From these values, the magnitude and direction of the terrestrial magnetic field are
calculated.
[0022] During the continued flying time of the missile, the magnitude of the magnetic field
B
X, B
Y and B
Z is continuously measured and compared with the original values. If a deviation occurs,
that is to say a change in the magnetic field which cannot be explained by a movement
of the missile, it is known that there is a ferromagnetic object in the vicinity,
that is to say the target has been encountered, and the proximity fuse outputs an
output signal to the effective part.
[0023] The functional principle is illustrated in Figure 3 with the aid of a flow chart.

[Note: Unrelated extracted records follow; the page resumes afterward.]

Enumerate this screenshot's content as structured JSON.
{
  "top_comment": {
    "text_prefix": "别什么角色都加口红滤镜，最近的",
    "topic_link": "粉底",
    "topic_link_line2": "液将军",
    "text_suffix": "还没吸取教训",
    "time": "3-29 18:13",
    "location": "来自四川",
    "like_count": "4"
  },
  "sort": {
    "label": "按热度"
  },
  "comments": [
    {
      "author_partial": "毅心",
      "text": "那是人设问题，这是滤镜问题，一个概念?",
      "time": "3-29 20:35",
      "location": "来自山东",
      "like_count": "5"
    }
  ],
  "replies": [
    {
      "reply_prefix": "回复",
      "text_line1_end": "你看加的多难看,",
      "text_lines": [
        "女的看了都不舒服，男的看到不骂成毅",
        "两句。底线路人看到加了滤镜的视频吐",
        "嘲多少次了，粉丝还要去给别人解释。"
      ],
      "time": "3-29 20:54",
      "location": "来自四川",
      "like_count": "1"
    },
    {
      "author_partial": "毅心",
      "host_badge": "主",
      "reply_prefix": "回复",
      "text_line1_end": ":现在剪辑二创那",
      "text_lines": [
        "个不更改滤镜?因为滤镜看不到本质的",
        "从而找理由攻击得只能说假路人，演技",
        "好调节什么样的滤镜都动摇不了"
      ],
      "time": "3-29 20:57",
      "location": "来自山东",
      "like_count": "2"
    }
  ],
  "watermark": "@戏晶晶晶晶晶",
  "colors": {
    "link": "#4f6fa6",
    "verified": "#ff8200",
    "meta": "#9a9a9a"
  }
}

1. Magnetic proximity fuse for initiating the charging of a moving charge carrier, for
example a guided missile, projectile, grenade and the like, when this passes at a
certain distance from a ferromagnetic object, characterized in that it includes
one or more sensors (4) for sensing deviations in the flux densities of the terrestrial
magnetic field (BX, BY, BZ),
one or more position-sensing elements (6) for sensing the moving charge carrier's
own movement, and
a signal processor (5) arranged to produce an active output signal (iout) in association with a deviation in the terrestrial magnetic field and at the same
time compensate for the charge carrier's own movement in the terrestrial magnetic
field so that the active output signal only occurs in dependence on deviations in
the terrestrial magnetic field which are occasioned by ferromagnetic objects (3).
2. Proximity fuse according to Claim 1, characterized in that the sensors are made up
of flux gate sensors for sensing the flux densities.
3. Proximity fuse according to Claim 1, characterized in that the sensors are made up
of coils for sensing the time derivative of the flux densities.
4. Proximity fuse according to Claim 1, characterized in that the sensors consist of
Hall elements for sensing the flux densities.
5. Proximity fuse according to Claim 1, characterized in that the position-sensing elements
consist of gyros (6) for measuring the roll and yaw movements of the missile.
6. Proximity fuse according to Claim 1, characterized in that the position-sensing elements
consist of accelerometers for measuring the roll and yaw movements of the missile.
7. Proximity fuse according to Claim 1, characterized in that the signal processor (5)
is arranged to continuously compare the sensor signals during the movement of the
charge carrier along its track with the original values measured on launch, and, with
a change in the magnitude of the sensor signals, to check if the change has been caused
by its own movements and, if this is not so, to emit an output signal to the effective
part of the moving charge carrier.
8. Proximity fuse according to Claim 7, characterized in that the signal processor (5)
includes a microprocessor (9) for signal processing.